Os «azares» emboscados
Ora, aí estará um assunto a que o «Prós e Contras» poderia dedicar-se, evitando assim o regresso a temas já abordados ainda que revelando agora aspectos aparentemente novos. É claro que o caso do já famoso telemóvel do Porto mobilizou as atenções gerais, o que significa que preparou audiências, e é natural que o programa queira ir ao encontro delas. Porém, talvez caiba perguntar se não é seu dever, enquanto programa de uma operadora a quem foi confiado o serviço público de TV, abordar um problema que é de facto um drama para meio milhão de portugueses ou um pouco menos. Dir-se-á que a questão é melindrosa, a sua abordagem poderá implicar que de passagem se fale da versão portuguesa da «bolha» imobiliária que rebentou estrondosamente nos bem-amados Estados Unidos, que parece ter uma significativa «filial» em Espanha e que, por cá ainda não se sabe que estragos poderá provocar.
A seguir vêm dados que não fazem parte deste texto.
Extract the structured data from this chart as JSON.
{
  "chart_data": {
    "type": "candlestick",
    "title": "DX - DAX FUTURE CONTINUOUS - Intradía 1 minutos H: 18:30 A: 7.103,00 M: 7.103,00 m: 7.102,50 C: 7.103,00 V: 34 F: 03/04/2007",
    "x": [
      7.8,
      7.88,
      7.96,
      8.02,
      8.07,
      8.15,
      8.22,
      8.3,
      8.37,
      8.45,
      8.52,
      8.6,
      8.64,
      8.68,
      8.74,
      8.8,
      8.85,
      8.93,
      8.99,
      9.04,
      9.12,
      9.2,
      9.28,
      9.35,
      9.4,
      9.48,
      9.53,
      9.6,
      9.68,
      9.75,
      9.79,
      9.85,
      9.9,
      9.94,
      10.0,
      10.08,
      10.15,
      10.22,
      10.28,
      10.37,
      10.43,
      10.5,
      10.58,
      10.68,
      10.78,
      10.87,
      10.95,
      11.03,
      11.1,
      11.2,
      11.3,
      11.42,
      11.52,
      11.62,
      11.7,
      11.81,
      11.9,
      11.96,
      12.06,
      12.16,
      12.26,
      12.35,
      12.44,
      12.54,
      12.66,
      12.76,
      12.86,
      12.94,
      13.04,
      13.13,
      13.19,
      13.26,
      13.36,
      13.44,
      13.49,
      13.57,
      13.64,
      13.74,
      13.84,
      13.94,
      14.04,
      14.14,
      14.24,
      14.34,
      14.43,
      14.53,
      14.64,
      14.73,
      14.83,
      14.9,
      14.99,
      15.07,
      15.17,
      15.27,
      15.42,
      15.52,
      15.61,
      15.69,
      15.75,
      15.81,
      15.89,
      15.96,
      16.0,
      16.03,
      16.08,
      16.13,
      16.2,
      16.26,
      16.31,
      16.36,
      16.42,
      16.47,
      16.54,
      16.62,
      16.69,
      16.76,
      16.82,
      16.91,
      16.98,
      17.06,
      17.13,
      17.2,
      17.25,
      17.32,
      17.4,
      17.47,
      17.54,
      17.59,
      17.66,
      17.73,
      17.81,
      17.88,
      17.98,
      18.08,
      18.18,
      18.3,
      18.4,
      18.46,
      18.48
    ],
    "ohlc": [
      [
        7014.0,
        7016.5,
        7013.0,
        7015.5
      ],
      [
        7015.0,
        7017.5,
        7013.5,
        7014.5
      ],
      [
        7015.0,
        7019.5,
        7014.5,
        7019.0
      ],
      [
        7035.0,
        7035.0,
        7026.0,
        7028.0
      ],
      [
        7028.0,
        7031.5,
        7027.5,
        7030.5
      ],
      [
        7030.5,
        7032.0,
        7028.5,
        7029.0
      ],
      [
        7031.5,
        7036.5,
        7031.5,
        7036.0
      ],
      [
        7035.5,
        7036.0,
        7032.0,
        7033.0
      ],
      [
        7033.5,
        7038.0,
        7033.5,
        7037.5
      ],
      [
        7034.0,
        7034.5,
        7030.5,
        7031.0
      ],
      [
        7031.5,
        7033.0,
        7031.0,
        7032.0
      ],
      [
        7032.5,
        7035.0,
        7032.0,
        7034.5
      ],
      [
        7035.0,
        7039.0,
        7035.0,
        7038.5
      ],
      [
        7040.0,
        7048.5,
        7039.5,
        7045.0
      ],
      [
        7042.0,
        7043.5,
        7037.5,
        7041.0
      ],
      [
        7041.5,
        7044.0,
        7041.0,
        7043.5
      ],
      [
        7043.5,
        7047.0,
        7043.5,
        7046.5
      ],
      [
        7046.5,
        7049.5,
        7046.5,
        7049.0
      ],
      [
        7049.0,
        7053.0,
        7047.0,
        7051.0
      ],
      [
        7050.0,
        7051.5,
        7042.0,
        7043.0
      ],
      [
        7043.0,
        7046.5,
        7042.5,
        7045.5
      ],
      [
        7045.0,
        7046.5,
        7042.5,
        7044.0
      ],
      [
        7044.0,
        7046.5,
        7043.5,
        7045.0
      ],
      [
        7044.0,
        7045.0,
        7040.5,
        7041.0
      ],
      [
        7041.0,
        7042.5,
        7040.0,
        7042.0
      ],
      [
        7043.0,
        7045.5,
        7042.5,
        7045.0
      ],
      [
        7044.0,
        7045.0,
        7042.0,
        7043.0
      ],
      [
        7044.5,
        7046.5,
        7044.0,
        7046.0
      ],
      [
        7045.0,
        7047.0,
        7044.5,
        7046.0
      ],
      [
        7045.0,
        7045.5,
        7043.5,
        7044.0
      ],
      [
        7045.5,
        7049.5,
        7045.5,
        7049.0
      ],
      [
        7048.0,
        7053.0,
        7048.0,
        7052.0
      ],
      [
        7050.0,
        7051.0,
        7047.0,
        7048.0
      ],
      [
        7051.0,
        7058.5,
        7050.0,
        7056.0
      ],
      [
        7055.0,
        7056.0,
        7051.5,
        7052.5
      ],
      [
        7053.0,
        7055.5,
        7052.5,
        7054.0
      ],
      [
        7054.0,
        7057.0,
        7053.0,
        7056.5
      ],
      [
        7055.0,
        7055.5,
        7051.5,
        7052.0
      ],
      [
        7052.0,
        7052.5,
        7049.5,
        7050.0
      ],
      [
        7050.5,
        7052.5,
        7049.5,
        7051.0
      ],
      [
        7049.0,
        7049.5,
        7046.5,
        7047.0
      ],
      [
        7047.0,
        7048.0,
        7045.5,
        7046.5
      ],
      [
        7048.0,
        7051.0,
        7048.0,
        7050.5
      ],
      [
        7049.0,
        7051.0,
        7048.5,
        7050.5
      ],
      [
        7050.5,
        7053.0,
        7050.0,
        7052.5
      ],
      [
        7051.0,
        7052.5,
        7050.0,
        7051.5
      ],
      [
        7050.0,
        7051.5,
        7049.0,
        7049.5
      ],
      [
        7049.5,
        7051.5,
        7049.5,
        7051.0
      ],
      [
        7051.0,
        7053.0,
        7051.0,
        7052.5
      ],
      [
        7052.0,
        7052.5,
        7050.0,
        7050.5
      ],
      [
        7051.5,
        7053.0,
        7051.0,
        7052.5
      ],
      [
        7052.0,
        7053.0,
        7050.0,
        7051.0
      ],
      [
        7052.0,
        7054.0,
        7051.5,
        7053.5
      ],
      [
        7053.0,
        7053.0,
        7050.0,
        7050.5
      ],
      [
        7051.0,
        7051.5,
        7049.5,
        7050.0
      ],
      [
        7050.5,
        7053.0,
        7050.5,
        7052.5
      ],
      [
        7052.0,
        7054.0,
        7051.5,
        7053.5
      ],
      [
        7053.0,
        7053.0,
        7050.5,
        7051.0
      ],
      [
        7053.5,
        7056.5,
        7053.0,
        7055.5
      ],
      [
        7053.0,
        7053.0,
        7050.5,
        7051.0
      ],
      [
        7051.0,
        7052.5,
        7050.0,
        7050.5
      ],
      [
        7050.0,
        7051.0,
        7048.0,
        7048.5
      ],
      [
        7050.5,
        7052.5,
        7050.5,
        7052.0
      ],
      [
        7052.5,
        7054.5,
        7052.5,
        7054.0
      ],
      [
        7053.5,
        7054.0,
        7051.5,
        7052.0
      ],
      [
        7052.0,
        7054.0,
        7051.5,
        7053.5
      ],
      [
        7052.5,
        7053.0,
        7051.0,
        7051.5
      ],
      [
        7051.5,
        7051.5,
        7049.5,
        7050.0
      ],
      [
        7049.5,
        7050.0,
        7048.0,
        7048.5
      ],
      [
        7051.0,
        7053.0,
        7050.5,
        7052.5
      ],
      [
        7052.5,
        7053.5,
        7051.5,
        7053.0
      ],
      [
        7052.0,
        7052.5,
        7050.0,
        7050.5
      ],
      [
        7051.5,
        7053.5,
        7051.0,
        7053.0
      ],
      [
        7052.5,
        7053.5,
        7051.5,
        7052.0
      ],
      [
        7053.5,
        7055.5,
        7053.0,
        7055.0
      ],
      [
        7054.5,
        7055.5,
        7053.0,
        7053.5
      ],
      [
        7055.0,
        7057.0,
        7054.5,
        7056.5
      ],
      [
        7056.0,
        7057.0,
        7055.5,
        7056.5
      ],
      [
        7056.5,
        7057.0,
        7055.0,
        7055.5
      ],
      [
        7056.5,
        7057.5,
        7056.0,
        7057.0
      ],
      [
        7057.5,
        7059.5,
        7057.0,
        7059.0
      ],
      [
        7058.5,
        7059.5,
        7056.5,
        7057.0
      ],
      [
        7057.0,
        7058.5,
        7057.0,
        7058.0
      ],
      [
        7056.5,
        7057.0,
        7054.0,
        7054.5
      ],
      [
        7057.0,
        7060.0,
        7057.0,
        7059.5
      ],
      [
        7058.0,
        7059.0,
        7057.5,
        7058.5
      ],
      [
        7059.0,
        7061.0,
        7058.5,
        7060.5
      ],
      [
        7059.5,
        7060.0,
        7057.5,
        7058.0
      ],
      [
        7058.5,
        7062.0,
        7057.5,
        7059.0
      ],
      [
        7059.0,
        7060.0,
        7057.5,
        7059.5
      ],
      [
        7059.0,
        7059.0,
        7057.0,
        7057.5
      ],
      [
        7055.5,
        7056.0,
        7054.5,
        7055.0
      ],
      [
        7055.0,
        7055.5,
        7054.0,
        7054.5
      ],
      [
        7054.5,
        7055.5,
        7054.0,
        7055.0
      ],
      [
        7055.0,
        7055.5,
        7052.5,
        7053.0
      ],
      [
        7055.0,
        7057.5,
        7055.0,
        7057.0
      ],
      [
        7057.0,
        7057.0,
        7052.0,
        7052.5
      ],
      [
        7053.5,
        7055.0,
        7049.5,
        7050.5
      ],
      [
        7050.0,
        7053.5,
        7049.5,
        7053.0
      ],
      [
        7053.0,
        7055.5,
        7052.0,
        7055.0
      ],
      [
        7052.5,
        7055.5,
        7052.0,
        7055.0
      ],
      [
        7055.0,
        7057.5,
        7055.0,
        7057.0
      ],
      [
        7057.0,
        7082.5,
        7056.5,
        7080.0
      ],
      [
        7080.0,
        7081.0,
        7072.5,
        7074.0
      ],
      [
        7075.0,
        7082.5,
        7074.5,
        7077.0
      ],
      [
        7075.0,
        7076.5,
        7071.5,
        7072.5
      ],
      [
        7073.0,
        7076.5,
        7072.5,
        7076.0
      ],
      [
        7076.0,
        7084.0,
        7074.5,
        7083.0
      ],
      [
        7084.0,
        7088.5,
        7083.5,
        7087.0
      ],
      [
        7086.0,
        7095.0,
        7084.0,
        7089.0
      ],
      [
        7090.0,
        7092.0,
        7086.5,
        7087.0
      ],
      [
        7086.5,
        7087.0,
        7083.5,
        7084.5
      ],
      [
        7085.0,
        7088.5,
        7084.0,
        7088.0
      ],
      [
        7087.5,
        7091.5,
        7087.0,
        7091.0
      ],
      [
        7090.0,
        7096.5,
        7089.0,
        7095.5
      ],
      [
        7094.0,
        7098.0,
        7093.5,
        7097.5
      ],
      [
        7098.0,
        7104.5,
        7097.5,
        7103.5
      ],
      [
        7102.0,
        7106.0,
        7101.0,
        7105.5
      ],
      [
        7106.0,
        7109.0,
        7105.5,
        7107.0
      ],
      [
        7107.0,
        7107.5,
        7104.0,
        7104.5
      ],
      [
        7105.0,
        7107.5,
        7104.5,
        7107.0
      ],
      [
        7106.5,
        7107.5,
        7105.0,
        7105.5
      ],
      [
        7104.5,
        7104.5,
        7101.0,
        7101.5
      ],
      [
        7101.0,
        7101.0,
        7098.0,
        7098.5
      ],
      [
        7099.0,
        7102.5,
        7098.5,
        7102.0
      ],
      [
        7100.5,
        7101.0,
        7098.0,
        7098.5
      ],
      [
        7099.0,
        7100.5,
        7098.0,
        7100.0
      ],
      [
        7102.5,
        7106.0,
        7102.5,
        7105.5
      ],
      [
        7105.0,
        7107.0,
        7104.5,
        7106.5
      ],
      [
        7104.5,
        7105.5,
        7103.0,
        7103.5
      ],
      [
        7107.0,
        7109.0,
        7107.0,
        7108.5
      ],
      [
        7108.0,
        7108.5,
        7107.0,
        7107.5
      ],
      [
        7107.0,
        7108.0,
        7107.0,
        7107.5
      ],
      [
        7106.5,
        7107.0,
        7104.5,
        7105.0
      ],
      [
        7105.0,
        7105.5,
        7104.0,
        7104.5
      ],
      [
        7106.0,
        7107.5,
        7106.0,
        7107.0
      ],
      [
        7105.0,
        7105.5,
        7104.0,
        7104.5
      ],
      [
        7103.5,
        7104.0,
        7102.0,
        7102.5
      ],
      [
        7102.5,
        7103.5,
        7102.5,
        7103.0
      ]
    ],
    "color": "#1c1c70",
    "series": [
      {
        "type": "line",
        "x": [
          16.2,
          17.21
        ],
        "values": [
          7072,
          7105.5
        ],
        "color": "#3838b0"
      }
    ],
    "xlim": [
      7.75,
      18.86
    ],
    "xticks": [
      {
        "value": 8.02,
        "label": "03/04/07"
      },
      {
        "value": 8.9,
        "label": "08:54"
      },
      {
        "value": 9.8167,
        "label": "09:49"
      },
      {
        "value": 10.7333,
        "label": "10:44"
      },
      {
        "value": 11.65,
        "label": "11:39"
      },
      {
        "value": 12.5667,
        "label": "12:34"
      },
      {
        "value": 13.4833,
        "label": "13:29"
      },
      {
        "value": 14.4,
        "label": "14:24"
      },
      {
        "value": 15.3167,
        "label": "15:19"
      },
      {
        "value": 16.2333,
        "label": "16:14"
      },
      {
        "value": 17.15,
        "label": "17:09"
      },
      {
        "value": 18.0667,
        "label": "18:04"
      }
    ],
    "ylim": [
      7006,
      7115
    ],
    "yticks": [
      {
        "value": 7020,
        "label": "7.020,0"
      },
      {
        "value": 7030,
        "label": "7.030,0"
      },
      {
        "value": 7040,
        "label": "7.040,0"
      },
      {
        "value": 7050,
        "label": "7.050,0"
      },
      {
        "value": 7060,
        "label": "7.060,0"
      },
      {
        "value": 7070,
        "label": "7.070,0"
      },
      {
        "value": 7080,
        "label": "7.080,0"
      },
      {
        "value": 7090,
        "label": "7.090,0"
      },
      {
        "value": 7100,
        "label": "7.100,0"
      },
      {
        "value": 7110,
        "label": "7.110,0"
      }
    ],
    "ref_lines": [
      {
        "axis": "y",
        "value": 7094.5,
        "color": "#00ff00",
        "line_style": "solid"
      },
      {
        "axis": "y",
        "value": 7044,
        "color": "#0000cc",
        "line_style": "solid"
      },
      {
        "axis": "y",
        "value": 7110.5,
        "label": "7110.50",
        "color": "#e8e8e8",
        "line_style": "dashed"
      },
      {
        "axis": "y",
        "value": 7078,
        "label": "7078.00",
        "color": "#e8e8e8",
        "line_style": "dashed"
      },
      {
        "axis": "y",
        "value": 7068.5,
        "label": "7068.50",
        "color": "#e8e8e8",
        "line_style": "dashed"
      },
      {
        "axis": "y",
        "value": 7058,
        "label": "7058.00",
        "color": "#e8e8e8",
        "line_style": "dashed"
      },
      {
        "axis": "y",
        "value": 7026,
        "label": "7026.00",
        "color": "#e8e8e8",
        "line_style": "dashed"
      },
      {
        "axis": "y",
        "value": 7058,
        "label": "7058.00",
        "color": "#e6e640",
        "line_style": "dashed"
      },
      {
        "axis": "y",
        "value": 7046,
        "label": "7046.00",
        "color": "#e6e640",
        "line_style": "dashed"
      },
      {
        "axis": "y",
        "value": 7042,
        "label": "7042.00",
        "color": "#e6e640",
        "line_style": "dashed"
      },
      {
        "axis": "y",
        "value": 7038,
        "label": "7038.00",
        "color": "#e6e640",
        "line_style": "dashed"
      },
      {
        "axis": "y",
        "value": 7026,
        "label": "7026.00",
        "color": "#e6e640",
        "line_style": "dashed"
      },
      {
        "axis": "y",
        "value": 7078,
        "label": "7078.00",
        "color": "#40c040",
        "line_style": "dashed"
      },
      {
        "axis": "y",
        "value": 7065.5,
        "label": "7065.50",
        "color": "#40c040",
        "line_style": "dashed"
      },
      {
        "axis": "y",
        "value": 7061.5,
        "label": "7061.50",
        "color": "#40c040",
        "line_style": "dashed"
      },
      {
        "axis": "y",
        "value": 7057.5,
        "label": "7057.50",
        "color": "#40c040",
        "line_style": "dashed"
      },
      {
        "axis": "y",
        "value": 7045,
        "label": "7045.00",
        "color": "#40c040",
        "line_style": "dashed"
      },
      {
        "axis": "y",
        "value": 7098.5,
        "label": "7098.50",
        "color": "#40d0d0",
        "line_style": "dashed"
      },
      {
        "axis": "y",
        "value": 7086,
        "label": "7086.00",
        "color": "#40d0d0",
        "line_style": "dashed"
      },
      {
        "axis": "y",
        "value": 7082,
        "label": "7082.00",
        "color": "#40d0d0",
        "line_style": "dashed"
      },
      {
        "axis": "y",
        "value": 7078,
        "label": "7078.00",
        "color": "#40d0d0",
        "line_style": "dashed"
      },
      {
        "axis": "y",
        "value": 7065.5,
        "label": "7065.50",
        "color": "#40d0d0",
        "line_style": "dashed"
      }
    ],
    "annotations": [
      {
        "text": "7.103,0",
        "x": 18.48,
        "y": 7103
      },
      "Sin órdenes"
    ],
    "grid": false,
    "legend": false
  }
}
Mas as raízes do mal são outras, têm a ver com longos anos de especulação imobiliária que projectaram o custo da habitação para níveis de facto fora do alcance do cidadão obrigado pelo conjunto de pressões e necessidades a assumir compromissos que muitas vezes só poderia cumprir «se não lhe acontecesse nenhum “azar”». Milhares de vezes aconteceu, porém, que o «azar» estava emboscado numa das esquinas da vida e até tinha nome, até tinha autores embora de perfil difuso: foi o encerramento de uma empresa, foi a não renovação de um contrato, foi uma doença prolongada com subsídio de doença escasso e muitas vezes tardio. Tudo isto, e o mais que aqui não se escreve até porque nem sequer se imagina, configura um assunto triste, e a TV não gosta de tristezas, de tristezas destas, embora doidinha por desgraças espectaculares, que são uma outra coisa. Mas talvez a TV pública não deva eximir-se a falar delas. Ou melhor: talvez não deva, ao omiti-las, ao silenciá-las, fazer de conta de que não existem. Insisto: a situação do tal meio milhão de portugueses (ou um pouco menos...) pouparia ao «Prós e Contras» o regresso da passada segunda-feira. Mas estaria certo em qualquer programa transmitido pela RTP 1 em horário dito «nobre».